Betatalassemia minor – traço talassêmico

 Pacientes são assintomáticos cursando com anemia leve com Hb entre 9 e 11 g/dl.
 Os principais indícios são laboratoriais com: microcitose, VCM geralmente <70 fL, e hipocromia, HCM entre 18 e
21 pg, com hemácias em alvo (leptócitos) no sangue periférico.
 Não exige tratamento, somente orientações e aconselhamento genético.
 Deve fazer acompanhamento para avaliação contínua dos sintomas, função cardíaca e para averiguar sinais de
sobrecarga de ferro.

Alfatalassemias

 Defeito na produção de cadeia causado pela deleção de um ou mais genes alfa.


o Existem dois genes da cadeia alfa da globina em cada par do cromossomo 16, sendo 2 alelos de origem
materna e 2 de origem paterna.
 São quatro tipos de genótipos encontrados:
o Alfa, alfa/alfa, alfa: Indivíduo normal.
o Alfa, alfa/alfa, - (1 deleção): Carreador assintomático.
o Alfa, alfa/-,- ou alfa, -/alfa, - (2 deleções): Alfatalassemia minor.
o Alfa, -/-, - (3 deleções): Doença da hemoglobina H – alfatalassemia intermedia.
o -, -/-, - (4 deleções): Hidropsia Fetal – alfatalassemia major.
 Os sintomas da doença só se manifestam com 3 deleções (doença da HbH) ou 4 deleções (Hidropsia fetal).

Alfatalassemia major – Hidropsia fetal

 A ausência completa de cadeias alfa é incompatível com a vida extrauterina, tendo como resultado um natimorto
ou um nascimento de um bebe com Hidropsia fetal, que é rapidamente fatal.
 A única cadeia que substitui a alfa é a ξ, da Hb embrionária, que é ativa somente até a vida fetal, porém torna-se
essencial a síntese de cadeias alfa para produzir HbF. Como não tem cadeia alfa, as cadeias gama se juntam,
formando tetrâmeros denominados Hb Barts.
 A Hb Barts possui alta afinidade por oxigênio, sendo incapaz de entregá-lo para os tecidos, resultando em hipóxia
tecidual severa + anemia, provocando edema fetal (Hidropsia), ICC e morte.

Alfatalassemia intermedia – Doença da HbH

 A ausência de 3 genes permite o nascimento da criança sem problemas, mas já com anemia.
 Os pacientes cursam com anemia hemolítica moderada a grave.
 Os tetrâmeros de cadeias beta (HbH) são instáveis, causando precipitação dentro de algumas células circulantes
levando à hemólise.
 O quadro clínico se desenvolve com hemólise extravascular e moderada eritropoese ineficaz.
 Apresentam esplenomegalia.
 Pacientes chegam a fase adulta sem necessidade de hemotransfusão.

Alfatalassemia minor

 Pacientes assintomáticos, com hemograma mostrando microcitose e hipocromia.

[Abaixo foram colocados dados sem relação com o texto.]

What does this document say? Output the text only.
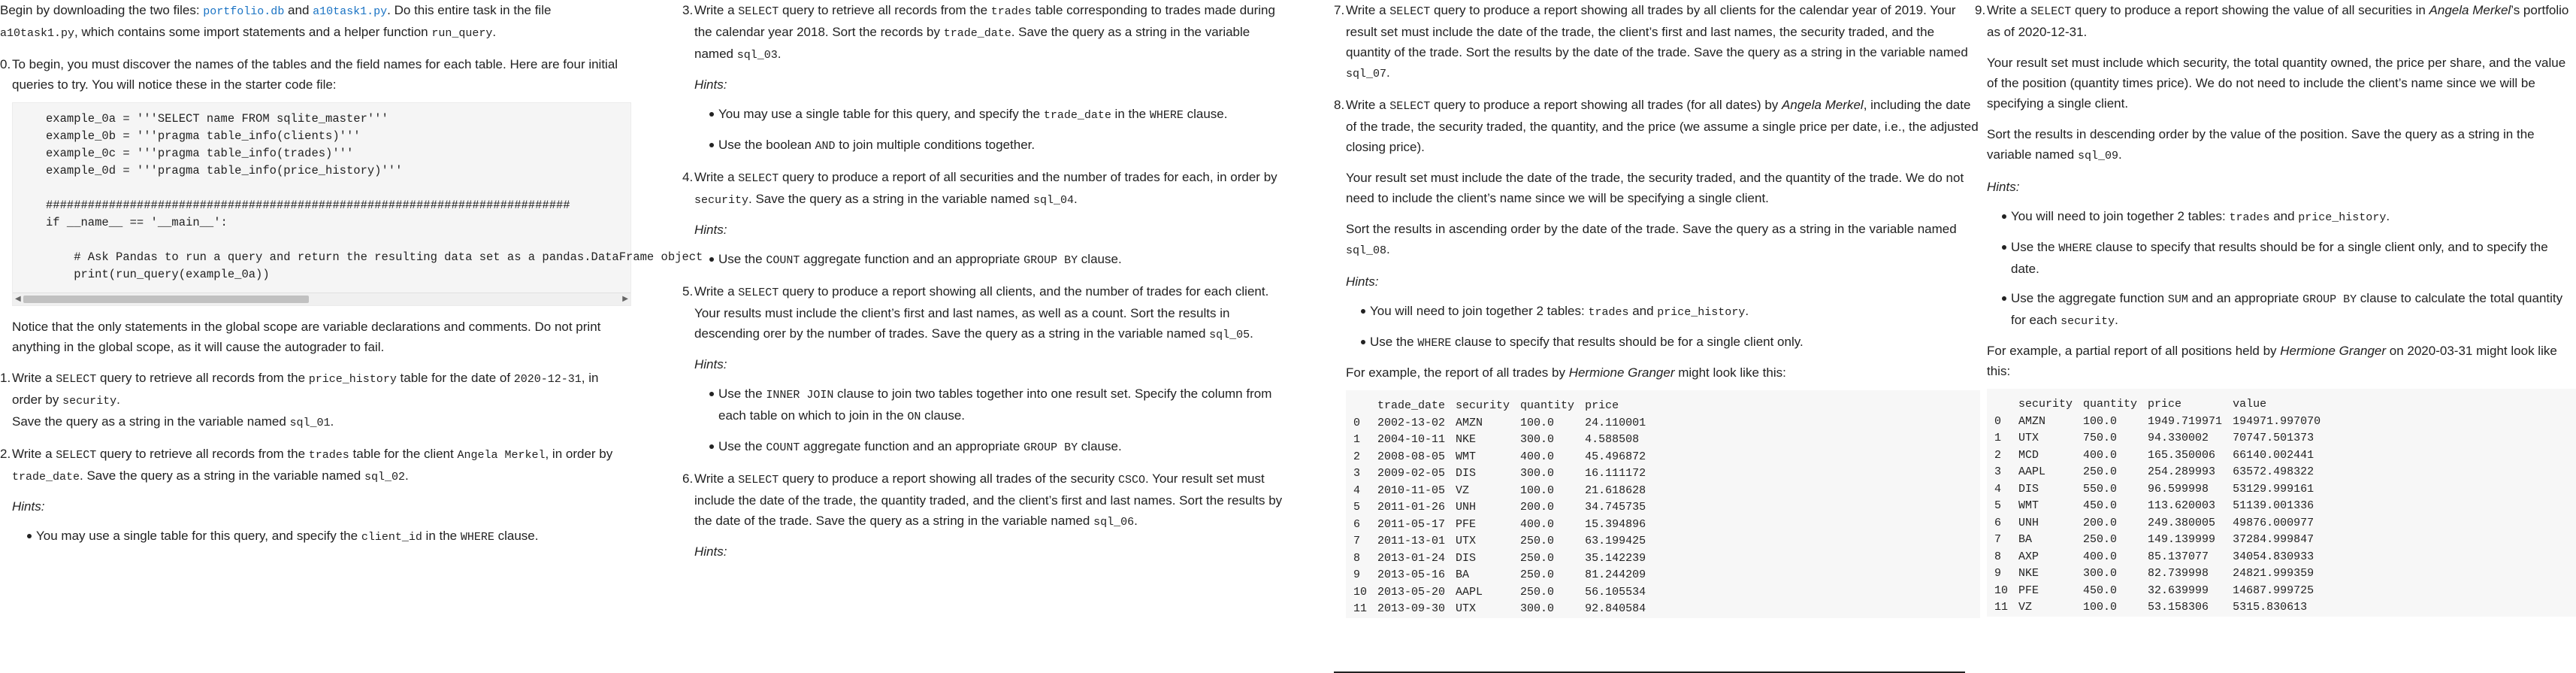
Begin by downloading the two files: portfolio.db and a10task1.py. Do this entire task in the file a10task1.py, which contains some import statements and a helper function run_query.

0. To begin, you must discover the names of the tables and the field names for each table. Here are four initial queries to try. You will notice these in the starter code file:
example_0a = '''SELECT name FROM sqlite_master'''
example_0b = '''pragma table_info(clients)'''
example_0c = '''pragma table_info(trades)'''
example_0d = '''pragma table_info(price_history)'''

###########################################################################
if __name__ == '__main__':

# Ask Pandas to run a query and return the resulting data set as a pandas.DataFrame object
print(run_query(example_0a))
◀	▶
Notice that the only statements in the global scope are variable declarations and comments. Do not print anything in the global scope, as it will cause the autograder to fail.
1. Write a SELECT query to retrieve all records from the price_history table for the date of 2020-12-31, in order by security.
Save the query as a string in the variable named sql_01.
2. Write a SELECT query to retrieve all records from the trades table for the client Angela Merkel, in order by trade_date. Save the query as a string in the variable named sql_02.
Hints:
You may use a single table for this query, and specify the client_id in the WHERE clause.
3. Write a SELECT query to retrieve all records from the trades table corresponding to trades made during the calendar year 2018. Sort the records by trade_date. Save the query as a string in the variable named sql_03.
Hints:
You may use a single table for this query, and specify the trade_date in the WHERE clause.
Use the boolean AND to join multiple conditions together.
4. Write a SELECT query to produce a report of all securities and the number of trades for each, in order by security. Save the query as a string in the variable named sql_04.
Hints:
Use the COUNT aggregate function and an appropriate GROUP BY clause.
5. Write a SELECT query to produce a report showing all clients, and the number of trades for each client. Your results must include the client’s first and last names, as well as a count. Sort the results in descending orer by the number of trades. Save the query as a string in the variable named sql_05.
Hints:
Use the INNER JOIN clause to join two tables together into one result set. Specify the column from each table on which to join in the ON clause.
Use the COUNT aggregate function and an appropriate GROUP BY clause.
6. Write a SELECT query to produce a report showing all trades of the security CSCO. Your result set must include the date of the trade, the quantity traded, and the client’s first and last names. Sort the results by the date of the trade. Save the query as a string in the variable named sql_06.
Hints:
7. Write a SELECT query to produce a report showing all trades by all clients for the calendar year of 2019. Your result set must include the date of the trade, the client’s first and last names, the security traded, and the quantity of the trade. Sort the results by the date of the trade. Save the query as a string in the variable named sql_07.
8. Write a SELECT query to produce a report showing all trades (for all dates) by Angela Merkel, including the date of the trade, the security traded, the quantity, and the price (we assume a single price per date, i.e., the adjusted closing price).

Your result set must include the date of the trade, the security traded, and the quantity of the trade. We do not need to include the client’s name since we will be specifying a single client.

Sort the results in ascending order by the date of the trade. Save the query as a string in the variable named sql_08.

Hints:
You will need to join together 2 tables: trades and price_history.
Use the WHERE clause to specify that results should be for a single client only.
For example, the report of all trades by Hermione Granger might look like this:
	trade_date	security	quantity	price
0	2002-13-02	AMZN	100.0	24.110001
1	2004-10-11	NKE	300.0	4.588508
2	2008-08-05	WMT	400.0	45.496872
3	2009-02-05	DIS	300.0	16.111172
4	2010-11-05	VZ	100.0	21.618628
5	2011-01-26	UNH	200.0	34.745735
6	2011-05-17	PFE	400.0	15.394896
7	2011-13-01	UTX	250.0	63.199425
8	2013-01-24	DIS	250.0	35.142239
9	2013-05-16	BA	250.0	81.244209
10	2013-05-20	AAPL	250.0	56.105534
11	2013-09-30	UTX	300.0	92.840584
9. Write a SELECT query to produce a report showing the value of all securities in Angela Merkel’s portfolio as of 2020-12-31.

Your result set must include which security, the total quantity owned, the price per share, and the value of the position (quantity times price). We do not need to include the client’s name since we will be specifying a single client.

Sort the results in descending order by the value of the position. Save the query as a string in the variable named sql_09.

Hints:
You will need to join together 2 tables: trades and price_history.
Use the WHERE clause to specify that results should be for a single client only, and to specify the date.
Use the aggregate function SUM and an appropriate GROUP BY clause to calculate the total quantity for each security.
For example, a partial report of all positions held by Hermione Granger on 2020-03-31 might look like this:
	security	quantity	price	value
0	AMZN	100.0	1949.719971	194971.997070
1	UTX	750.0	94.330002	70747.501373
2	MCD	400.0	165.350006	66140.002441
3	AAPL	250.0	254.289993	63572.498322
4	DIS	550.0	96.599998	53129.999161
5	WMT	450.0	113.620003	51139.001336
6	UNH	200.0	249.380005	49876.000977
7	BA	250.0	149.139999	37284.999847
8	AXP	400.0	85.137077	34054.830933
9	NKE	300.0	82.739998	24821.999359
10	PFE	450.0	32.639999	14687.999725
11	VZ	100.0	53.158306	5315.830613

 A principal preocupação é de saber o genótipo e a possibilidade de ter filhos com Hidropsia fetal ou doença da
HbH.

Diagnóstico da Alfatalassemia

 A eletroforese de Hb pode confirmar os diagnósticos nos casos de Hidropsia fetal ao mostrar as Hb Barts e
ausência completa de HbA, já na doença da HbH o exame mostrará HbH com percentual variando de 5 a 40%.
 Como tem pouca produção de cadeias alfa, as HbA2 e HbF estão proporcionalmente normais (por que é mostrado
porcentagem e não as g/dl) ou reduzidas.
 A talassemia minor é a mais difícil de diagnosticar, por que vai ter microcitose (entre 70 a 80 fL), sem anemia,
com ferro normal e eletroforese de Hb normal. O diagnóstico deve ser confirmado pelo estudo genético.
 O diagnóstico da Hidropsia fetal é possível ser feito a partir da 10ª semana de gestação através da biopsia do vilo
coriônico para realização de teste genético.

Tratamento

 O tratamento só está indicado na doença da HbH, sendo semelhante ao preconizado nas Betatalassemias
intermedias, observando as necessidades de hemotransfusão, quelação de ferro e esplenectomia.
 A reposição de ácido fólico está sempre indicada.